Luigia Abbadia (1821–1896) was an Italian operatic mezzo-soprano known for her fine voice, secure technique, and a strong temperament. Possessing an uncommonly wide range, Abbadia sang several roles traditionally portrayed by sopranos in addition to roles from the mezzo-soprano repertoire.

==Biography==
Abbadia was born in Genoa to composer Natale Abbadia. She studied music under her father before making her professional opera debut at Sassari in 1836. Over the next several years she appeared in operas throughout Italy, including performances in Novara, Brescia, Triest, Monza, Turin, Bologna, Padua and Piacenza. In 1838 she sang the role of Agnese de Maino in Bellini's Beatrice di Tenda in Mantua. In 1840 she sang the role of Corilla in Donizetti's Le convenienze ed inconvenienze teatrali in Vienna. That same year she originated the role of Giulietta di Kelbar in the world premiere of Verdi's Un giorno di regno at La Scala and originated the role of Rovena in Nicolai's Il templario at the Teatro Regio in Turin. The following year she returned to La Scala to create the roles of Ines in the original production of Donizetti's Maria Padilla and the role of Delizia in the original production of Federico Ricci's Corrado d'Altamura. Her other roles at La Scala included Marie in La fille du régiment, Elvira in Ernani, Emilia in Mercadante's La vestale, Eleonora in Donizetti's Torquato Tasso, and the title roles in Donizetti's Alina, regina di Golconda and Pacini's Saffo. Other highlights of her stage career included portrayals of Alisa in Donizetti's Lucia di Lammermoor, Angelina in Rossini's La Cenerentola, Arsace in Rossini's Semiramide, and Normanno in Mercadante's I Normanni a Parigi.
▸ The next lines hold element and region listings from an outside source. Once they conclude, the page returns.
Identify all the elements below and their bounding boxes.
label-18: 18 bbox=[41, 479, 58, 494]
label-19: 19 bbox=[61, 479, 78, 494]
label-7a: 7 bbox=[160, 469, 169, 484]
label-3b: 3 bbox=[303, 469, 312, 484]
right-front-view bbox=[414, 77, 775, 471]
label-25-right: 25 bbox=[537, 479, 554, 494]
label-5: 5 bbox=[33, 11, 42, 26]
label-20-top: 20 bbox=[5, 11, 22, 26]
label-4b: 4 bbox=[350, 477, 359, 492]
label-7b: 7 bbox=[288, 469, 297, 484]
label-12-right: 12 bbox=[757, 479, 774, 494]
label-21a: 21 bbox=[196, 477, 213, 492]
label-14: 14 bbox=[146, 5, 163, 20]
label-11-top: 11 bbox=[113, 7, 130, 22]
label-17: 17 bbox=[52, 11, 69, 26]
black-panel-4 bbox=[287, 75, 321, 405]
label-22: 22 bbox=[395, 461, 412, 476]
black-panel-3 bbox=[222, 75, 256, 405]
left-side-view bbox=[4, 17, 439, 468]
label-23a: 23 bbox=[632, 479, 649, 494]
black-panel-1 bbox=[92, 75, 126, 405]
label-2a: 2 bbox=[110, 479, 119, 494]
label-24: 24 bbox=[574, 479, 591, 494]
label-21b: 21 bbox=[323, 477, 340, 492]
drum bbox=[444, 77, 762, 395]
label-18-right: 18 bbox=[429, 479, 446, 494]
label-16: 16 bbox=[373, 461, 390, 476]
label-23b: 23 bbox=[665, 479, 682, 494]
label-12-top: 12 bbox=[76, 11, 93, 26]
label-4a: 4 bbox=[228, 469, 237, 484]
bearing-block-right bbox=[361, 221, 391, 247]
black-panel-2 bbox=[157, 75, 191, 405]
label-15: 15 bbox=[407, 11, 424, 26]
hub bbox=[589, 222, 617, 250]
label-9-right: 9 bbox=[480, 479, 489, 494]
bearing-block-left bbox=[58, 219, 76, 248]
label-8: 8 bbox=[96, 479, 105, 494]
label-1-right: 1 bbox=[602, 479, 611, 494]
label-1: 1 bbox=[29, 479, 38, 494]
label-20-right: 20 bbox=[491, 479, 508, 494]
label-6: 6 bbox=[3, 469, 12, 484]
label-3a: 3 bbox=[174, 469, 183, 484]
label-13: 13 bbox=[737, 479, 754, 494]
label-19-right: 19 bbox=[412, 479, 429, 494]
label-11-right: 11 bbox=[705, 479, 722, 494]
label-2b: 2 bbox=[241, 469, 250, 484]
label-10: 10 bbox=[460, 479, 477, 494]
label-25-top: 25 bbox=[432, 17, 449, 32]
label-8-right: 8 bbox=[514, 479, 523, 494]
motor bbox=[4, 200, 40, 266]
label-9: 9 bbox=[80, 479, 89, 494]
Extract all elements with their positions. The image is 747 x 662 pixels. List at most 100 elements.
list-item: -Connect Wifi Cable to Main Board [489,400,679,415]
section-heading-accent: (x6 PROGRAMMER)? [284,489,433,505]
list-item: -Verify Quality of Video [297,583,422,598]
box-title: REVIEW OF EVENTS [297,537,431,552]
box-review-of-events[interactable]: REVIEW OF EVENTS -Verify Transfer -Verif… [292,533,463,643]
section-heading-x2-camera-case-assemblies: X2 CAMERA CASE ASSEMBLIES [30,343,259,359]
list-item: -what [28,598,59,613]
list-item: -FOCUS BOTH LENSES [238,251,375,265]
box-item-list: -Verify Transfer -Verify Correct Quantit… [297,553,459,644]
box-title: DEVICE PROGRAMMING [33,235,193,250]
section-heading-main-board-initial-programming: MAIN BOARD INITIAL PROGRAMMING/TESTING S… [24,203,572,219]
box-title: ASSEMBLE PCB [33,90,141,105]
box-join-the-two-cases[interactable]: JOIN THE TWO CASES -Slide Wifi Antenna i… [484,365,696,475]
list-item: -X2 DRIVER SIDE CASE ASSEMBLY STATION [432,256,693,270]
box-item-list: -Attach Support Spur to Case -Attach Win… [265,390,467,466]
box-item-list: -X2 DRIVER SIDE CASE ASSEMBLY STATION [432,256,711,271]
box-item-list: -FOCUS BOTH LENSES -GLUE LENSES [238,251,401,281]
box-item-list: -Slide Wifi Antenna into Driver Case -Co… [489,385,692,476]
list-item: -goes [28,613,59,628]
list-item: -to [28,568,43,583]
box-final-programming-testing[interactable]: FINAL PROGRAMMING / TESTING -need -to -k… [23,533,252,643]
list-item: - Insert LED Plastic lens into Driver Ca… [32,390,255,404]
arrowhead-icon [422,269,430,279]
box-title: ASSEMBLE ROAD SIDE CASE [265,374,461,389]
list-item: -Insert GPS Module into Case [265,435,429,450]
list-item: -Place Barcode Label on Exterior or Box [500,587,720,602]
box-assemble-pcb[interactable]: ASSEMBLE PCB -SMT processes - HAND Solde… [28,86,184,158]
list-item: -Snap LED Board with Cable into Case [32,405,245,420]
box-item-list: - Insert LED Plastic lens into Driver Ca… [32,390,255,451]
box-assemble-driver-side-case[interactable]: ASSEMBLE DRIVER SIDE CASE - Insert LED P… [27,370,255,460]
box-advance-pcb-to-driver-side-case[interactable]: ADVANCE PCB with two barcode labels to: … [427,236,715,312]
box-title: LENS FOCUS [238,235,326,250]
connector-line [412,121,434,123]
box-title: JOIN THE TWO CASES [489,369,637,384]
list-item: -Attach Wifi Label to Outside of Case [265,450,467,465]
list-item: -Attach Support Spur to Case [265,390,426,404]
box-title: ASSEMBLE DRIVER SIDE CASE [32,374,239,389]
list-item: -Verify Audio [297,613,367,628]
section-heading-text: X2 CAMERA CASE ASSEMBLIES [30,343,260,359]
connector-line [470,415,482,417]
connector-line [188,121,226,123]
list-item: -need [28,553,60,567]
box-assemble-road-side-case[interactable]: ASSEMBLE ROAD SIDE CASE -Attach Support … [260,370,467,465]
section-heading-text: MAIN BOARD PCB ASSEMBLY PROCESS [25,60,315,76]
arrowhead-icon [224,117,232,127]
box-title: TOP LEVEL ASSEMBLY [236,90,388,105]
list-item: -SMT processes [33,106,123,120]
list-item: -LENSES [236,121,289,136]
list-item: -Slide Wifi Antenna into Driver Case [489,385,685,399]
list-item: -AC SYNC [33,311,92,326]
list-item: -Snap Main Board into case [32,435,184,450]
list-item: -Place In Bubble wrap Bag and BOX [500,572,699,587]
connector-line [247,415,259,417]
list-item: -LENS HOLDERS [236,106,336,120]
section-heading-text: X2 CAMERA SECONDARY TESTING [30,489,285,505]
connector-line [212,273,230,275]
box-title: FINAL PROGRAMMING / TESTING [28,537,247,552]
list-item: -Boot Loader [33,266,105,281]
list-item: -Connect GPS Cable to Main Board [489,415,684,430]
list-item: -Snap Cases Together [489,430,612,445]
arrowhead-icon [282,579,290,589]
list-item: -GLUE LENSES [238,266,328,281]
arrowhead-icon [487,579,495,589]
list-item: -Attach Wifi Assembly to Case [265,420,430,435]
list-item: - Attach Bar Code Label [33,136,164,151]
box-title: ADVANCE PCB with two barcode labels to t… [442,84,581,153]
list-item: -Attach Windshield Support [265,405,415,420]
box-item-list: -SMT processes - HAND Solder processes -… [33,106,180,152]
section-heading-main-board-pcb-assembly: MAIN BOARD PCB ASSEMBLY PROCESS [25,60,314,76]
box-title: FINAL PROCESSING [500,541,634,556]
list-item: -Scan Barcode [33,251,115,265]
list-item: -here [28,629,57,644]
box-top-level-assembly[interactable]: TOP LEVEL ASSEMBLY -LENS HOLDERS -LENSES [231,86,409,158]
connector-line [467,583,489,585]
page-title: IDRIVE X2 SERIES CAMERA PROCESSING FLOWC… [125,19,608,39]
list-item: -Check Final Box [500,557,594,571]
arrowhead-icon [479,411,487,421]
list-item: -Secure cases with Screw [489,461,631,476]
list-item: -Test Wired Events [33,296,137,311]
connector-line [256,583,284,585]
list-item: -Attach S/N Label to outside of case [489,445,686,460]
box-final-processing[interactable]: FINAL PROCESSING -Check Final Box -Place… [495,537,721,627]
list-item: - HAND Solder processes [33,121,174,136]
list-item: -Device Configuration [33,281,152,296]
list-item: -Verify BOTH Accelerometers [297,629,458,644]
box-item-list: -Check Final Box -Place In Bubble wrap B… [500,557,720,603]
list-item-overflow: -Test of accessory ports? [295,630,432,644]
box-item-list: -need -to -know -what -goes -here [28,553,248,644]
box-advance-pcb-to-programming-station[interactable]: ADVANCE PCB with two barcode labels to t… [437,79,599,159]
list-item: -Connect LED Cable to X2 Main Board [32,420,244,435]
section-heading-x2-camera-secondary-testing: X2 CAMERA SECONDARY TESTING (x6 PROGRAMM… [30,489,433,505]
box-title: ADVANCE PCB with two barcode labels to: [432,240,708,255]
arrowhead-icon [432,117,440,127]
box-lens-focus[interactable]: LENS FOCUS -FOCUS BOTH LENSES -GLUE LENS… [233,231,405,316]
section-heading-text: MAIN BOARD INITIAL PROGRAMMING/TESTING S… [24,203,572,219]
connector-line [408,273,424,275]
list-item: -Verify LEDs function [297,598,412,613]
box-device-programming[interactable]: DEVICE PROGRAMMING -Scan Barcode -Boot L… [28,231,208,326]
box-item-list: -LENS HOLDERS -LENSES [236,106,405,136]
In 1860–61, Abbadia participated in a tour of Germany with the opera company of Achille Lorini which included performances in Berlin and Hamburg among other cities. After retiring from the stage in 1870 she established a singing school in Milan. Several of her pupils went on to have successful opera careers including mezzo-soprano Giuseppina Pasqua and tenor Giovanni Battista De Negri.